O governo Passos/Portas decidiu não ter essa dureza equivalente por uma escolha inteiramente política. Antes de passarmos aos paraísos fiscais, lembremos que durante aqueles anos quase todas as maiores empresas portuguesas passaram o seu domicílio fiscal para os Países Baixos por razões de otimização fiscal. O governo PSD/CDS nem sequer deu prioridade à denúncia destes casos no Conselho Europeu. E sim, uma parte destes impostos são os que fazem falta às nossas escolas e hospitais. E o governo de então não tentou sequer quantificá-los. Os últimos dados que temos são para 2010 e dão conta de que Portugal perdia cerca de 12 mil milhões por ano em impostos não cobrados através destes movimentos de capitais.

O que sabemos agora sobre Paulo Núncio, lamentavelmente, encaixa nesta má escolha de prioridades políticas, que vai para lá da evasão fiscal e representa também uma grave falha no combate ao branqueamento de capitais resultantes de atividades ilícitas. Grave, e ilegal — porque houve violação de direito nacional e europeu. O artigo 33 da IIIª Diretiva da UE contra a lavagem de dinheiro é claro: os estados-membros devem recolher anualmente os dados estatísticos de transferências para paraísos fiscais e “devem assegurar a publicação de uma revisão consolidada dos relatórios das referidas estatísticas”. Isto é de 2005, e passou a lei portuguesa em 2008. Se a Unidade de Informação Financeira da Polícia Judiciária recebia e tratava esses dados, por que não foram publicados, como mandava a lei, os relatórios anuais?

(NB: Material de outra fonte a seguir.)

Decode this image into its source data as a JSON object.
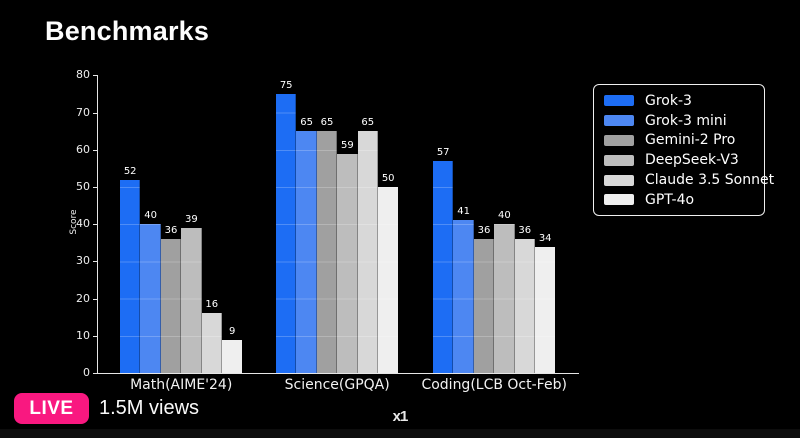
{
  "page": {
    "title": "Benchmarks",
    "watermark": "x1"
  },
  "live": {
    "badge": "LIVE",
    "views": "1.5M views",
    "badge_color": "#f91880"
  },
  "chart_data": {
    "type": "bar",
    "title": "",
    "xlabel": "",
    "ylabel": "Score",
    "ylim": [
      0,
      80
    ],
    "yticks": [
      0,
      10,
      20,
      30,
      40,
      50,
      60,
      70,
      80
    ],
    "grid": "faint horizontal gridlines visible inside bars every 10 units",
    "legend_position": "outside upper right, boxed with white rounded border",
    "background_color": "#000000",
    "axis_color": "#e6e6e6",
    "categories": [
      "Math(AIME'24)",
      "Science(GPQA)",
      "Coding(LCB Oct-Feb)"
    ],
    "series": [
      {
        "name": "Grok-3",
        "color": "#1d6df4",
        "values": [
          52,
          75,
          57
        ]
      },
      {
        "name": "Grok-3 mini",
        "color": "#4d87f2",
        "values": [
          40,
          65,
          41
        ]
      },
      {
        "name": "Gemini-2 Pro",
        "color": "#a0a0a0",
        "values": [
          36,
          65,
          36
        ]
      },
      {
        "name": "DeepSeek-V3",
        "color": "#bdbdbd",
        "values": [
          39,
          59,
          40
        ]
      },
      {
        "name": "Claude 3.5 Sonnet",
        "color": "#d8d8d8",
        "values": [
          16,
          65,
          36
        ]
      },
      {
        "name": "GPT-4o",
        "color": "#efefef",
        "values": [
          9,
          50,
          34
        ]
      }
    ]
  }
}
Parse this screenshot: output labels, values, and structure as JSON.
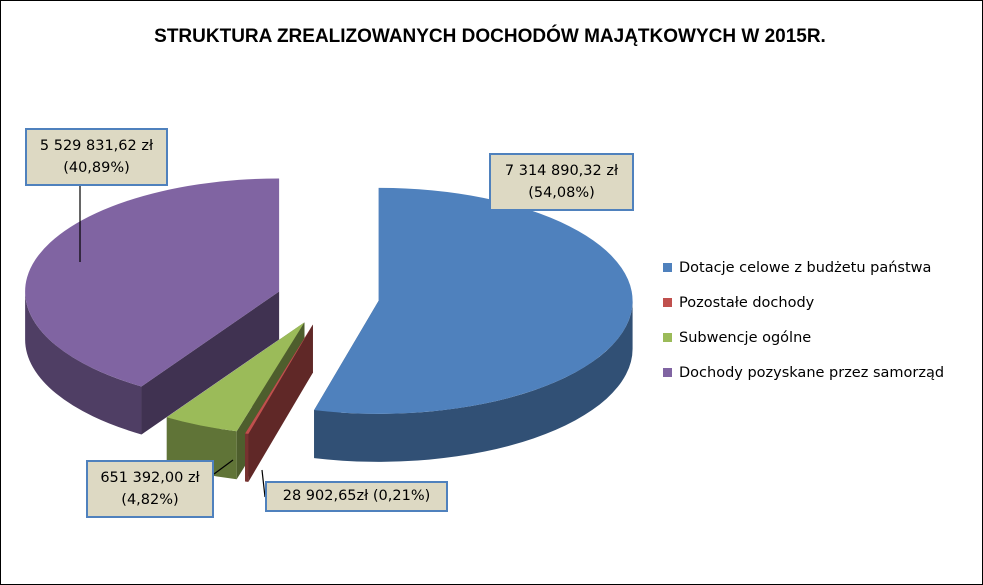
{
  "chart_data": {
    "type": "pie",
    "title": "STRUKTURA ZREALIZOWANYCH  DOCHODÓW MAJĄTKOWYCH  W 2015R.",
    "categories": [
      "Dotacje celowe z budżetu państwa",
      "Pozostałe dochody",
      "Subwencje ogólne",
      "Dochody pozyskane przez samorząd"
    ],
    "values": [
      7314890.32,
      28902.65,
      651392.0,
      5529831.62
    ],
    "percentages": [
      54.08,
      0.21,
      4.82,
      40.89
    ],
    "data_labels": [
      {
        "value": "7 314 890,32 zł",
        "percent": "(54,08%)"
      },
      {
        "value": "28 902,65zł",
        "percent": "(0,21%)"
      },
      {
        "value": "651 392,00 zł",
        "percent": "(4,82%)"
      },
      {
        "value": "5 529 831,62 zł",
        "percent": "(40,89%)"
      }
    ],
    "colors": [
      "#4f81bd",
      "#c0504d",
      "#9bbb59",
      "#8064a2"
    ],
    "legend_position": "right",
    "style": "3d-exploded"
  }
}
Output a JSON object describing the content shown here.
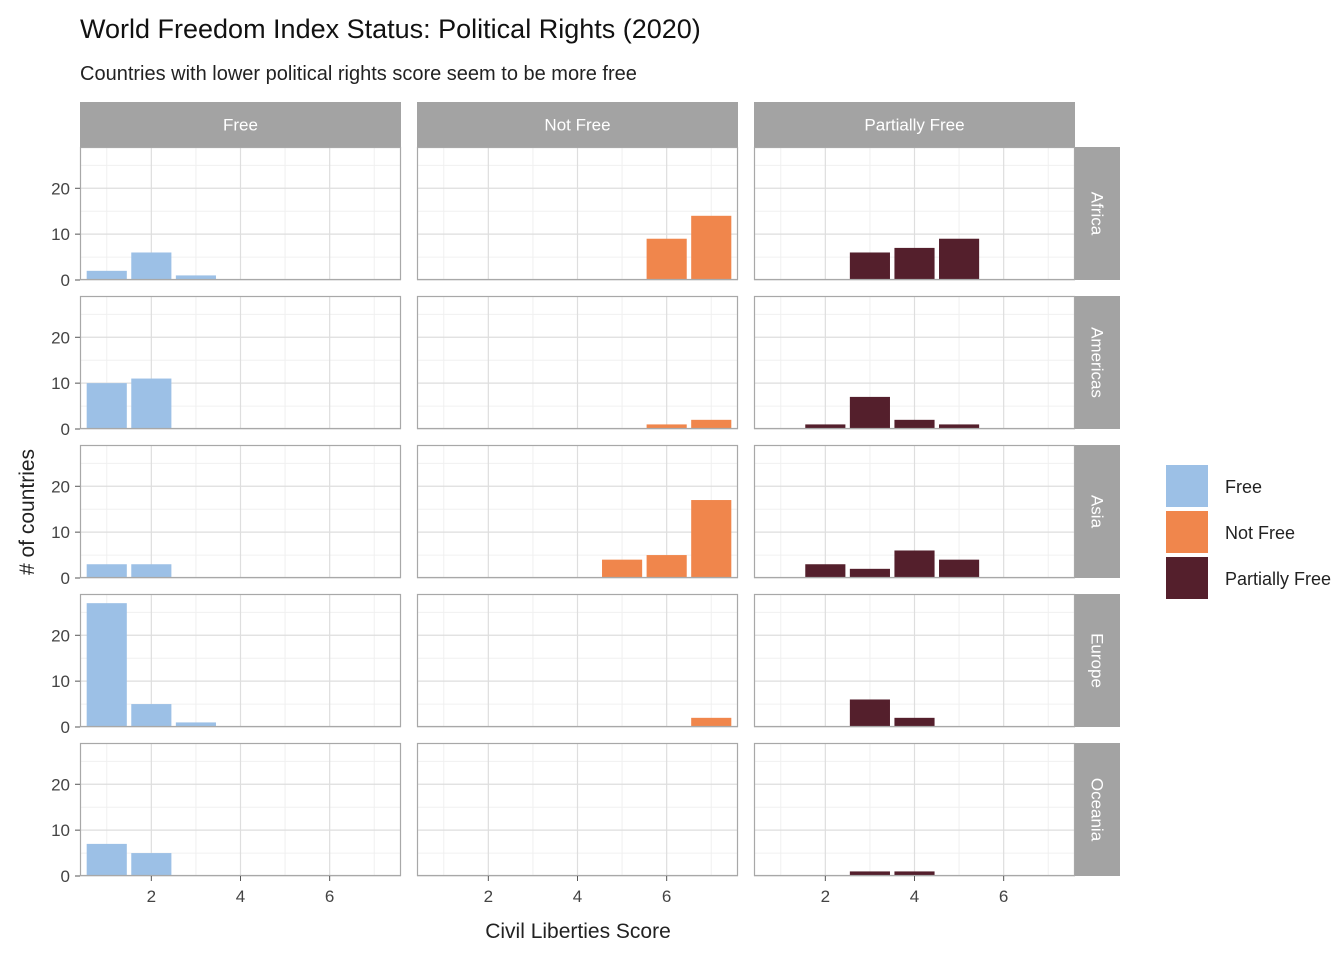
{
  "chart_data": {
    "type": "bar",
    "title": "World Freedom Index Status: Political Rights (2020)",
    "subtitle": "Countries with lower political rights score seem to be more free",
    "xlabel": "Civil Liberties Score",
    "ylabel": "# of countries",
    "xlim": [
      0.4,
      7.6
    ],
    "ylim": [
      0,
      29
    ],
    "x_ticks": [
      2,
      4,
      6
    ],
    "y_ticks": [
      0,
      10,
      20
    ],
    "grid": true,
    "legend_position": "right",
    "facet_columns": [
      "Free",
      "Not Free",
      "Partially Free"
    ],
    "facet_rows": [
      "Africa",
      "Americas",
      "Asia",
      "Europe",
      "Oceania"
    ],
    "series": [
      {
        "name": "Free",
        "color": "#9cc0e6",
        "panels": {
          "Africa": [
            {
              "x": 1,
              "y": 2
            },
            {
              "x": 2,
              "y": 6
            },
            {
              "x": 3,
              "y": 1
            }
          ],
          "Americas": [
            {
              "x": 1,
              "y": 10
            },
            {
              "x": 2,
              "y": 11
            }
          ],
          "Asia": [
            {
              "x": 1,
              "y": 3
            },
            {
              "x": 2,
              "y": 3
            }
          ],
          "Europe": [
            {
              "x": 1,
              "y": 27
            },
            {
              "x": 2,
              "y": 5
            },
            {
              "x": 3,
              "y": 1
            }
          ],
          "Oceania": [
            {
              "x": 1,
              "y": 7
            },
            {
              "x": 2,
              "y": 5
            }
          ]
        }
      },
      {
        "name": "Not Free",
        "color": "#f0864c",
        "panels": {
          "Africa": [
            {
              "x": 6,
              "y": 9
            },
            {
              "x": 7,
              "y": 14
            }
          ],
          "Americas": [
            {
              "x": 6,
              "y": 1
            },
            {
              "x": 7,
              "y": 2
            }
          ],
          "Asia": [
            {
              "x": 5,
              "y": 4
            },
            {
              "x": 6,
              "y": 5
            },
            {
              "x": 7,
              "y": 17
            }
          ],
          "Europe": [
            {
              "x": 7,
              "y": 2
            }
          ],
          "Oceania": []
        }
      },
      {
        "name": "Partially Free",
        "color": "#541f2c",
        "panels": {
          "Africa": [
            {
              "x": 3,
              "y": 6
            },
            {
              "x": 4,
              "y": 7
            },
            {
              "x": 5,
              "y": 9
            }
          ],
          "Americas": [
            {
              "x": 2,
              "y": 1
            },
            {
              "x": 3,
              "y": 7
            },
            {
              "x": 4,
              "y": 2
            },
            {
              "x": 5,
              "y": 1
            }
          ],
          "Asia": [
            {
              "x": 2,
              "y": 3
            },
            {
              "x": 3,
              "y": 2
            },
            {
              "x": 4,
              "y": 6
            },
            {
              "x": 5,
              "y": 4
            }
          ],
          "Europe": [
            {
              "x": 3,
              "y": 6
            },
            {
              "x": 4,
              "y": 2
            }
          ],
          "Oceania": [
            {
              "x": 3,
              "y": 1
            },
            {
              "x": 4,
              "y": 1
            }
          ]
        }
      }
    ]
  }
}
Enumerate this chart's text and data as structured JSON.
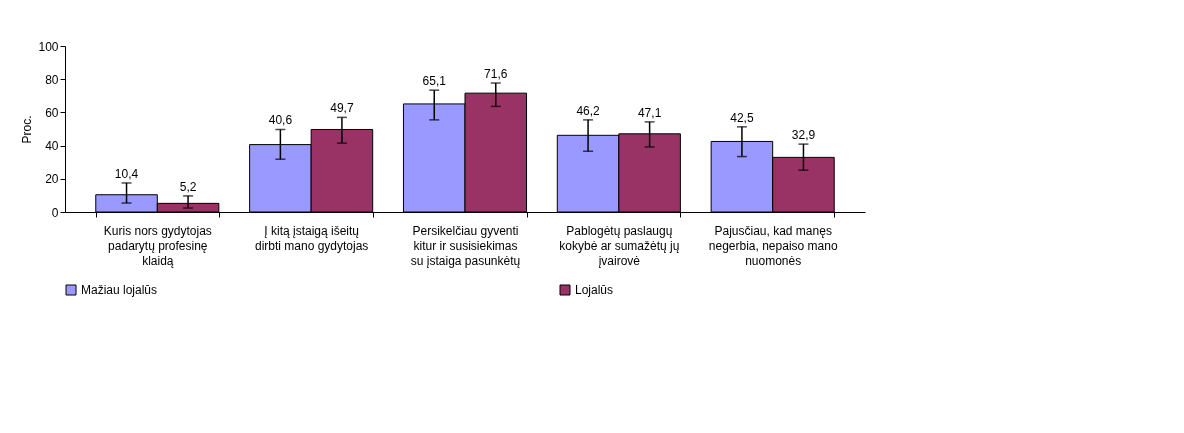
{
  "chart_data": {
    "type": "bar",
    "ylabel": "Proc.",
    "categories": [
      "Kuris nors gydytojas padarytų profesinę klaidą",
      "Į kitą įstaigą išeitų dirbti mano gydytojas",
      "Persikelčiau gyventi kitur ir susisiekimas su įstaiga pasunkėtų",
      "Pablogėtų paslaugų kokybė ar sumažėtų jų įvairovė",
      "Pajusčiau, kad manęs negerbia, nepaiso mano nuomonės"
    ],
    "series": [
      {
        "name": "Mažiau lojalūs",
        "color": "#9999ff",
        "values": [
          10.4,
          40.6,
          65.1,
          46.2,
          42.5
        ],
        "value_labels": [
          "10,4",
          "40,6",
          "65,1",
          "46,2",
          "42,5"
        ],
        "errors": [
          [
            5.4,
            17.5
          ],
          [
            31.8,
            49.7
          ],
          [
            55.5,
            73.4
          ],
          [
            36.6,
            55.5
          ],
          [
            33.4,
            51.3
          ]
        ]
      },
      {
        "name": "Lojalūs",
        "color": "#993366",
        "values": [
          5.2,
          49.7,
          71.6,
          47.1,
          32.9
        ],
        "value_labels": [
          "5,2",
          "49,7",
          "71,6",
          "47,1",
          "32,9"
        ],
        "errors": [
          [
            2.4,
            9.7
          ],
          [
            41.5,
            57.0
          ],
          [
            63.6,
            77.7
          ],
          [
            39.2,
            54.3
          ],
          [
            25.2,
            40.9
          ]
        ]
      }
    ],
    "ylim": [
      0,
      100
    ],
    "yticks": [
      0,
      20,
      40,
      60,
      80,
      100
    ],
    "grid": false,
    "legend": "bottom"
  }
}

É difícil de acreditar que Núncio não soubesse desta responsabilidade. Afirmo-o com segurança porque, nesses anos, este era no seu pelouro o tema principal de discussão com as organizações europeias e internacionais, por causa da revisão da diretiva que foi discutida quando Núncio era responsável político (entre 2012 e 2014 — a IVª diretiva entrou em vigor em 2015) e pelo incremento de atividades do Grupo de Ação Financeira Internacional (FATF na sigla inglesa, do G8 e da OCDE), que é o principal órgão internacional de luta contra o branqueamento de capitais, e com o qual Portugal realizava “avaliações mútuas” que pararam desde 2011 (sem que eu consiga entender porquê).

No mínimo, o que isto revela do governo PSD/CDS (e não só de Paulo Núncio) é que houve uma total negligência num assunto central à época para todas as organizações europeias e internacionais dedicadas ao combate à evasão fiscal e ao branqueamento de capitais. Quais as origens dessa negligência e quais as suas consequências legais é o que falta saber agora — e não pode deixar de ser investigado.